Hey Basil. The BBC just pulled one of your episodes.
Don’t mention it.
I’m heading for the box set to get it now.
My wife and I usually watch what we call “The Murder Channel” on TV in the evening when we go to bed. It’s almost the only TV I watch. I think it is called “Discovery ID.” I think it is Wednesday that they run a series of programs based on video surveillance, one of which is all body cam video. Pretty educational. There was a notorious case in LA several years ago where a black woman was having sex in a car with the door open. Office workers saw what was going on and called the cops. The policeman who talked to her was, of course, accused of racist abuse. He had a body cam and the video destroyed her story. I don’t see much objection from cops.

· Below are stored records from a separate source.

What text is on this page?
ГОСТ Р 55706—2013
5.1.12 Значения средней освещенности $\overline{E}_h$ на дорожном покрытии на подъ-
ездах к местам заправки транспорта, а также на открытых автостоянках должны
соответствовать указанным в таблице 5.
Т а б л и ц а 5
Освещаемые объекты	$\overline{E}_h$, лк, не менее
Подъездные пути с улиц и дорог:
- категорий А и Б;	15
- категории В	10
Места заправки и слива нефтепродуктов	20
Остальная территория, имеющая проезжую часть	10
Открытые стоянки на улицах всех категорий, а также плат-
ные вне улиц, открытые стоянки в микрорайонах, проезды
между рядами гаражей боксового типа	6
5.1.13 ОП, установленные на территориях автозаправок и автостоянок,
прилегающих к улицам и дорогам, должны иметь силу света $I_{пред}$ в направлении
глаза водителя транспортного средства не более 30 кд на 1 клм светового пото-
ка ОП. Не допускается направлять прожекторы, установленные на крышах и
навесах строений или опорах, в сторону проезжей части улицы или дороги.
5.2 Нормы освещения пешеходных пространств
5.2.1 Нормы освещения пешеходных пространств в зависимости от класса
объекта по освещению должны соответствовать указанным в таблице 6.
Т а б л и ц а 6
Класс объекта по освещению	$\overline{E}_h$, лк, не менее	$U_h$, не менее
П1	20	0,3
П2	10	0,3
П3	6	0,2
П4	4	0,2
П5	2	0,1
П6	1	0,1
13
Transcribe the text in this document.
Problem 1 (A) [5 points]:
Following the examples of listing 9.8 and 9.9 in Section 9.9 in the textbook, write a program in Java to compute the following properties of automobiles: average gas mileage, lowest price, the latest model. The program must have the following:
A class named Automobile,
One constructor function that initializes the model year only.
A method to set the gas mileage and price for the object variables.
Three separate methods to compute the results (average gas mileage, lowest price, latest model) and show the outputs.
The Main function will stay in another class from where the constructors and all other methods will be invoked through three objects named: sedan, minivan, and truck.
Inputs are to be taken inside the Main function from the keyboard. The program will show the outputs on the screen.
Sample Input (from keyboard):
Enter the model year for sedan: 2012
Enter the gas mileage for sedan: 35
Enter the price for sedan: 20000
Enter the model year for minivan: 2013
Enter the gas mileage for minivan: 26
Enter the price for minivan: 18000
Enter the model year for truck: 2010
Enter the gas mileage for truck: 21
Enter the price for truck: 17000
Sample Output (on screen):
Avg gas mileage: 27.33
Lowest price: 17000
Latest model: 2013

Jesse Smollet IS available to comment.
But he shouldn’t be. He should be in prison.
I agree about not trusting the media, but one thing that makes it easier to believe accounts of police misconduct is the misconduct at top law enforcement levels in this country, e.g. in the case of Michael Flynn. It’s not fair to judge all law enforcement on the basis of what happened there, but we’re human and tend to do that.
But the media says nothing untoward happened regarding Flynn. So there’s the clue: the opposite of whatever the media is claiming, is likely to be the truth.